Cinco homens foram condenados pelo homicídio de Fernanda Gonçalves do Vale, uma catadora de materiais recicláveis que foi brutalmente assassinada em setembro de 2024 no Morro das Pedras, na Região Oeste de Belo Horizonte. A vítima foi vítima de espancamento, arrastada pelas ruas do bairro e, posteriormente, arremessada de uma ribanceira, em um crime que chocou a comunidade local e mobilizou as autoridades de segurança pública.
O julgamento do Tribunal do Júri ocorreu na última quinta-feira, dia 20 de novembro, e resultou na condenação dos acusados por homicídio qualificado. Os condenados são Eder Rayllander de Jesus da Conceição, Edinelson Francisco da Silva, Maicon Breno Fernandes dos Santos Reis, Richellmen Hayllander Fonseca da Silva e Yuri Thiago da Silva Maia. Segundo informações do Ministério Público de Minas Gerais (MPMG), eles foram considerados responsáveis pelo assassinato de Fernanda em decorrência de motivos considerados fúteis, além de terem utilizado meios cruéis e recursos que dificultaram a defesa da vítima durante o crime.
Conforme a denúncia apresentada pelo MPMG, Fernanda foi agredida com socos, chutes, pauladas e pedradas dentro de um lote vago localizado no Beco Santana, no bairro São Jorge III, no Morro das Pedras. Os agressores também tentaram cortar a língua da vítima, um ato de extrema violência que evidencia a brutalidade do ataque. Após as agressões iniciais, eles a arrastaram pelos becos e ruas do bairro até chegar ao local onde ela foi executada.

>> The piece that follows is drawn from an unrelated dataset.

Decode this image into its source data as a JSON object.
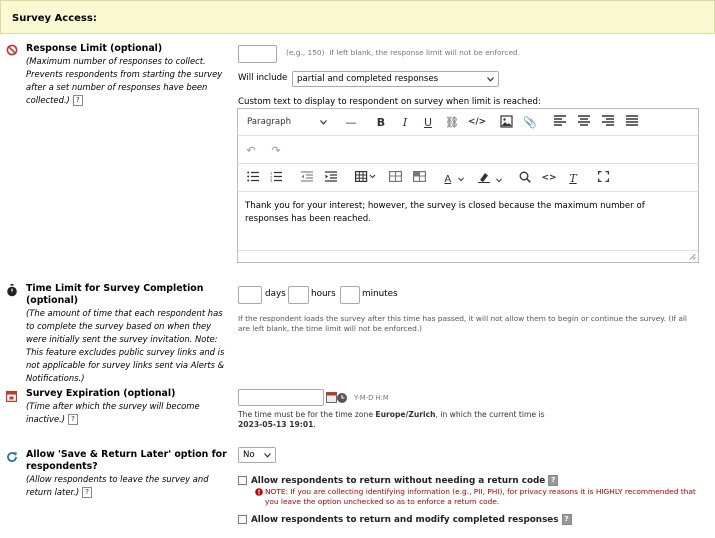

Segundo apuração da reportagem da Itatiaia na época, os acusados também utilizaram instrumentos contundentes e cortantes durante o ataque, o que agravou ainda mais a violência do crime. Após a agressão, o corpo de Fernanda foi jogado de uma ribanceira, um ato que demonstra a intenção de ocultar o crime ou dificultar sua investigação.
A denúncia aponta que Edinelson Francisco da Silva, conhecido como Baré, foi o mentor e mandante do homicídio. Ele teria planejado o crime e incentivado os demais a participarem da execução. A motivação do homicídio estaria relacionada a um suposto furto de um carregador de pistola, objeto que, segundo os acusados, teria sido subtraído por Fernanda. A vítima, por sua vez, teria vendido o carregador junto com latinhas de alumínio, sem saber que o item era roubado ou que estaria ligado ao conflito.
De acordo com os autos do processo, os condenados acreditavam que Fernanda havia roubado o carregador de pistola deles, o que teria motivado o homicídio. A investigação revelou que a motivação foi considerada fútil, pois o crime foi cometido de forma cruel e com recursos que dificultaram a defesa da vítima, caracterizando homicídio qualificado.
A condenação dos cinco homens reforça a gravidade do crime e a resposta do sistema judicial às ações violentas que envolvem vulneráveis, como as catadoras de materiais recicláveis, frequentemente alvo de violência e discriminação. O caso evidencia ainda a complexidade das investigações e o empenho das autoridades em responsabilizar os envolvidos por um crime que chocou a comunidade de Belo Horizonte.